There so many fantastic things in this chapter one could go through verse by verse: notice again Alma’s power to evoke the feeling of the final judgment in verses 13-15; again in terms which evoke his own experience as described in Alma 36. However, one thing I appreciate about this chapter is Alma’s argument for “why death is a good thing”, which is not an argument that many have tried to make. An interesting point about this is that apparently immortality would bring about immediate judgment, foreclosing any period of preparation or change:

And now behold, if it were possible that our first parents could have gone forth and partaken of the tree of life they would have been forever miserable, having no preparatory state; and thus the plan of redemption would have been frustrated, and the word of God would have been void, taking none effect.

(Alma 12:26)

I’ve wondered about this: does this mean that our current state of mortality, and all that goes with it, is particularly conducive to change? Does immortality lock us in into some unchanging state? However, this perhaps risks getting into areas that I at least don’t about.

However, on this week’s reading, I was particularly struck by verse 24:

And we see that death comes upon mankind, yea, the death which has been spoken of by Amulek, which is the temporal death; nevertheless there was a space granted unto man in which he might repent; therefore this life became a probationary state; a time to prepare to meet God; a time to prepare for that endless state which has been spoken of by us, which is after the resurrection of the dead.

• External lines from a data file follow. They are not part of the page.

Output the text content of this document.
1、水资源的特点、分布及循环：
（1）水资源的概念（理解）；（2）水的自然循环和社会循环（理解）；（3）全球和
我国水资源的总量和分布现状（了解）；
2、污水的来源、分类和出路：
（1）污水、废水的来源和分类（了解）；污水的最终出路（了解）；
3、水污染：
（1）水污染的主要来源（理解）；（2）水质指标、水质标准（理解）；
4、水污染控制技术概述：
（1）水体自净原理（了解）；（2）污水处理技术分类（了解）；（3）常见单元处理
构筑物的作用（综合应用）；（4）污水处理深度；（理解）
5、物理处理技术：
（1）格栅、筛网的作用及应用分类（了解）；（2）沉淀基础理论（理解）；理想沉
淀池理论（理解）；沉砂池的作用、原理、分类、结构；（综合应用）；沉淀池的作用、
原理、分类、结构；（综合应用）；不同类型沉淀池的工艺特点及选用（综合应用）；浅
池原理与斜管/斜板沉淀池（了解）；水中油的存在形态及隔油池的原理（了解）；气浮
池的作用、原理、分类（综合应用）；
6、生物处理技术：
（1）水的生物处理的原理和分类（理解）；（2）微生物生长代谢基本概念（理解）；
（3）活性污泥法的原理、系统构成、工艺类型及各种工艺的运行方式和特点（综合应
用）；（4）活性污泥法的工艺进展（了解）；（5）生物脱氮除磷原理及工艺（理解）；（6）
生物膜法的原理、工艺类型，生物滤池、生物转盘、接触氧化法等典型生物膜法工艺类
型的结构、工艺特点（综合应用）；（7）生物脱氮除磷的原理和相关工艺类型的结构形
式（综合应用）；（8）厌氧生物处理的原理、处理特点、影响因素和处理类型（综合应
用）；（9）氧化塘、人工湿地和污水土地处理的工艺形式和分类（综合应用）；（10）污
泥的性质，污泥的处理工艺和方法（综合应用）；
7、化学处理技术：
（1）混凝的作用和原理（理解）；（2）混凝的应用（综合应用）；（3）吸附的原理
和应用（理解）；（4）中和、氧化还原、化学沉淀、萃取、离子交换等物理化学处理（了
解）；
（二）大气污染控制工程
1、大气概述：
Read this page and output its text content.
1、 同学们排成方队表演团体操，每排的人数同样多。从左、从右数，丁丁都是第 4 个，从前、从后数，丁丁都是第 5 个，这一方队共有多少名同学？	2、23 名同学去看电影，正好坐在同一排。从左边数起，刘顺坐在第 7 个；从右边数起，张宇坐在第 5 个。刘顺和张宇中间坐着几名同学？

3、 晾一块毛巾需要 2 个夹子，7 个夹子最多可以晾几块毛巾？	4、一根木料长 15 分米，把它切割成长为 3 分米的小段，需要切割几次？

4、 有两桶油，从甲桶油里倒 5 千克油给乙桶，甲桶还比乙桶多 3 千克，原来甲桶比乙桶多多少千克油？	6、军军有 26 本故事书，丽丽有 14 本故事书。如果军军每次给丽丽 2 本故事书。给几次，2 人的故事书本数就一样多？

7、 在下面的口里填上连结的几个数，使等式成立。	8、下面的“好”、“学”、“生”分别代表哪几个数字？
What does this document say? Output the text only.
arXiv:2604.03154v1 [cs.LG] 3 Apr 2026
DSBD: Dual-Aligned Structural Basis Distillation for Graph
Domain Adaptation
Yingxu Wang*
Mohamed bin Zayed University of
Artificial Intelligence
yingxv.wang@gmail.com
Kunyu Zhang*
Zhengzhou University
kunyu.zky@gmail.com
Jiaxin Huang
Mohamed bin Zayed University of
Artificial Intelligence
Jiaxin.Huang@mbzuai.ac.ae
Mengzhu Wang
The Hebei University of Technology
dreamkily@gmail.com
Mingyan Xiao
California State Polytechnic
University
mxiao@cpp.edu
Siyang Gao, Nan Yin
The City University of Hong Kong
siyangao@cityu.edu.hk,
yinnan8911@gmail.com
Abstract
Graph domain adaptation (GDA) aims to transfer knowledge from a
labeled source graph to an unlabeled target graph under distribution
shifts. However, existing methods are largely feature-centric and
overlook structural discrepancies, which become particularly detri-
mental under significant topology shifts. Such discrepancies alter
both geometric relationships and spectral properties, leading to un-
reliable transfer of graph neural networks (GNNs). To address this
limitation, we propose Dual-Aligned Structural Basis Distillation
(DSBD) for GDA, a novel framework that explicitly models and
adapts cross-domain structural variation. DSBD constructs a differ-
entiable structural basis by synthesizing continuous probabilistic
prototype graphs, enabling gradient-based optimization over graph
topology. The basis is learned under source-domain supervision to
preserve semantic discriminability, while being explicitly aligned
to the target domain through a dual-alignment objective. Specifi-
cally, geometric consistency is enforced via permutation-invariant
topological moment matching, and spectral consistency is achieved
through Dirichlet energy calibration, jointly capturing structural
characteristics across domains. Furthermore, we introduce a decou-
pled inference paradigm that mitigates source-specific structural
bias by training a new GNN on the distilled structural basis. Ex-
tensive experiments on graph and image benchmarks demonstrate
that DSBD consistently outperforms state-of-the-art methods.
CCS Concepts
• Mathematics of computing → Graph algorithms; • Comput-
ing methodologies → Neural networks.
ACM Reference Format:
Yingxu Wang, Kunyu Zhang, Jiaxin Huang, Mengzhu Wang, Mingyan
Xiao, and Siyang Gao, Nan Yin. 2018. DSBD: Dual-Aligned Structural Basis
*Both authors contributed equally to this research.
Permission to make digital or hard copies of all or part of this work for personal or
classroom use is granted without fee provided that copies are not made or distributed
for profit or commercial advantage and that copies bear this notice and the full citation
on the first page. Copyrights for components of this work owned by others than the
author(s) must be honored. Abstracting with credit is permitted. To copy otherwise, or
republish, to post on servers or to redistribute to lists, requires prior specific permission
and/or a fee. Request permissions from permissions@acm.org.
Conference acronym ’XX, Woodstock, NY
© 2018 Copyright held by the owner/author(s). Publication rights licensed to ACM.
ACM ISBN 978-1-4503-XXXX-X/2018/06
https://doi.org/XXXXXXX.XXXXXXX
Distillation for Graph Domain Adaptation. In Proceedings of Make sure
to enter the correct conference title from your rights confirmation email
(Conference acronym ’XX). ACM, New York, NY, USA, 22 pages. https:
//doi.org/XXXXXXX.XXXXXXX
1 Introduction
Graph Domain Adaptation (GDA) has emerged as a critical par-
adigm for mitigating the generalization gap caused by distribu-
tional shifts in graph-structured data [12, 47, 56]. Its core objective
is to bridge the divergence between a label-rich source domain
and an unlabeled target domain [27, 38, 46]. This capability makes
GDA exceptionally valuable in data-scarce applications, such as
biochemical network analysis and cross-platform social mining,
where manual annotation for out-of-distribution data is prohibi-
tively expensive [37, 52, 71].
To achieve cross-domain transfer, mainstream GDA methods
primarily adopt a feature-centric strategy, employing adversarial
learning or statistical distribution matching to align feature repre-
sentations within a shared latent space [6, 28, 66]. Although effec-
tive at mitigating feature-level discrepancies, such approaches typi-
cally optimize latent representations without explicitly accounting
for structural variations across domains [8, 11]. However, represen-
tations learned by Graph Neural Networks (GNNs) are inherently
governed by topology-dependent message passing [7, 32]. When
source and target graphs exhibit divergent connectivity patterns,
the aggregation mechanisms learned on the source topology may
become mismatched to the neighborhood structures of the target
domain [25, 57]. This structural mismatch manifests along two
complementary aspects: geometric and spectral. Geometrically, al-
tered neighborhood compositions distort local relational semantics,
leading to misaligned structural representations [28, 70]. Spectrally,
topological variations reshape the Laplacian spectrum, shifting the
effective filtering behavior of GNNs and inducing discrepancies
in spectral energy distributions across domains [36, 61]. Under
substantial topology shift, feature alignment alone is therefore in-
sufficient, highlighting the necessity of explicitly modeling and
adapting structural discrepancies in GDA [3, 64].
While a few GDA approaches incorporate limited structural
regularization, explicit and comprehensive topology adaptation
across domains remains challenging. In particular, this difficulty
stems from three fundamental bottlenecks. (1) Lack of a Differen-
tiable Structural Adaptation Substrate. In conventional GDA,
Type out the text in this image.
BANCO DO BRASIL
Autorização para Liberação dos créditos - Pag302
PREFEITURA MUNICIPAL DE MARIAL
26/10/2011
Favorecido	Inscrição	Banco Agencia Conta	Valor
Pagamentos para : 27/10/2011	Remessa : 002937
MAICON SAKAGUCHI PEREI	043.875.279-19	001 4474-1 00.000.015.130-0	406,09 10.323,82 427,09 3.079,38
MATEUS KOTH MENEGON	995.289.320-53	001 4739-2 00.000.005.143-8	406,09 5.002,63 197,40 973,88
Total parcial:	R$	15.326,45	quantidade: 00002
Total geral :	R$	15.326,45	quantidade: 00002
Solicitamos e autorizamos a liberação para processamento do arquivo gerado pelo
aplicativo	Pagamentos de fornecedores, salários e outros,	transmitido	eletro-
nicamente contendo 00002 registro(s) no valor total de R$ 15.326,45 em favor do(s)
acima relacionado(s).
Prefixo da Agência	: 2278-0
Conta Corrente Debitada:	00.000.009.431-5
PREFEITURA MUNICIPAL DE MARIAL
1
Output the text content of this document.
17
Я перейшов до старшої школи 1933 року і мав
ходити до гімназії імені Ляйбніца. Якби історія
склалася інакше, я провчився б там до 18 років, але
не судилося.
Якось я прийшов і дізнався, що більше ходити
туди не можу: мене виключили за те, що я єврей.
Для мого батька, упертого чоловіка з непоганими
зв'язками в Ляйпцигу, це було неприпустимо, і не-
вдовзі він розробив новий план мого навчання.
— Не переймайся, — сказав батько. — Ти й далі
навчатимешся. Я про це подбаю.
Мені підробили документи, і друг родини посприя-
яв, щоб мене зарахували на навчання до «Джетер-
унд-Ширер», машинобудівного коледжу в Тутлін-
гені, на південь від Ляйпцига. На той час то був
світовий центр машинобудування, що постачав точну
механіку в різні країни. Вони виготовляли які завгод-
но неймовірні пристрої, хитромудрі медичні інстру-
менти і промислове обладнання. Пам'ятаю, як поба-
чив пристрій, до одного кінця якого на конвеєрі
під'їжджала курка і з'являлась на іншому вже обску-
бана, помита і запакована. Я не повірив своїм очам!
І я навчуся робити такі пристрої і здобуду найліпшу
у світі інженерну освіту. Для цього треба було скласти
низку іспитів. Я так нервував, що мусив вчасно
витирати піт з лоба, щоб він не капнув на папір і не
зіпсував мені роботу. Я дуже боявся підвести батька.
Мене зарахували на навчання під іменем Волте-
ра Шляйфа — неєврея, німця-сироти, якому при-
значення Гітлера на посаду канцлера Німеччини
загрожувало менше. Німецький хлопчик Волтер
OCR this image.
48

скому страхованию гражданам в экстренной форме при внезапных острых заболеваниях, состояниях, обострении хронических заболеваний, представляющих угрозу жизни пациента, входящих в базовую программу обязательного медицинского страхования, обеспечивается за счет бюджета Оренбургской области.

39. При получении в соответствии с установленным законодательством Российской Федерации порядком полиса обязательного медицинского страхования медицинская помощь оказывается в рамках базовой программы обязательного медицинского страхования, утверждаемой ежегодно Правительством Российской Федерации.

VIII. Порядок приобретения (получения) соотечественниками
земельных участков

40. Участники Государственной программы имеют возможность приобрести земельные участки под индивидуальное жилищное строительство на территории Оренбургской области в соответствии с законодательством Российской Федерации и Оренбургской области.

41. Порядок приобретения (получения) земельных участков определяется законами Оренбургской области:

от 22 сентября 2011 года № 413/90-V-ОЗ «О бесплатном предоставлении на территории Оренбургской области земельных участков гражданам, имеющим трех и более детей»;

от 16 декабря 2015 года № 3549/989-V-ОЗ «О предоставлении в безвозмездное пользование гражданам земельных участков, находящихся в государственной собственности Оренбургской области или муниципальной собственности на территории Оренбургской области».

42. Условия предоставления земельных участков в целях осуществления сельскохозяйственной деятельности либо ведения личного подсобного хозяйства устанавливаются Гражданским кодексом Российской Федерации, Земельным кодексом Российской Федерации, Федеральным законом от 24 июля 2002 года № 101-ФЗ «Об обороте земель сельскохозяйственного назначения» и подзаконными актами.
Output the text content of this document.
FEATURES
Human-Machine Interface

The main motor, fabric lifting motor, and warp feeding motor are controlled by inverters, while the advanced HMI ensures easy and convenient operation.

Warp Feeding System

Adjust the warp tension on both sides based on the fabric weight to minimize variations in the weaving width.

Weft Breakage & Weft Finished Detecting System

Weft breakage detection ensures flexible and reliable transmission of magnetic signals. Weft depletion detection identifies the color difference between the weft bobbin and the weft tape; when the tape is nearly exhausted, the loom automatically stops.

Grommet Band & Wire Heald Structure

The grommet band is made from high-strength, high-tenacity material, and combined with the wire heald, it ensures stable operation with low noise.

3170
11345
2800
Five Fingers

It is particularly that phrase “probationary state” that stuck out to me. It’s a phrase that has been used fairly frequently within the Church, and certainly isn’t unknown to me. However, I wonder if we sometimes use it a bit unthinkingly, without really pondering all that encompasses. I think I certainly have. All of this life is a probation: it’s not the main event, but the mere prelude in which we are observed, tested and evaluated. And everything – everything – that we do or come across in this life isn’t an end in itself, but is part of that probation, part of that preparing to meet God and experience eternity. It’s an interesting concept to contemplate, and a perspective I think I need to have more.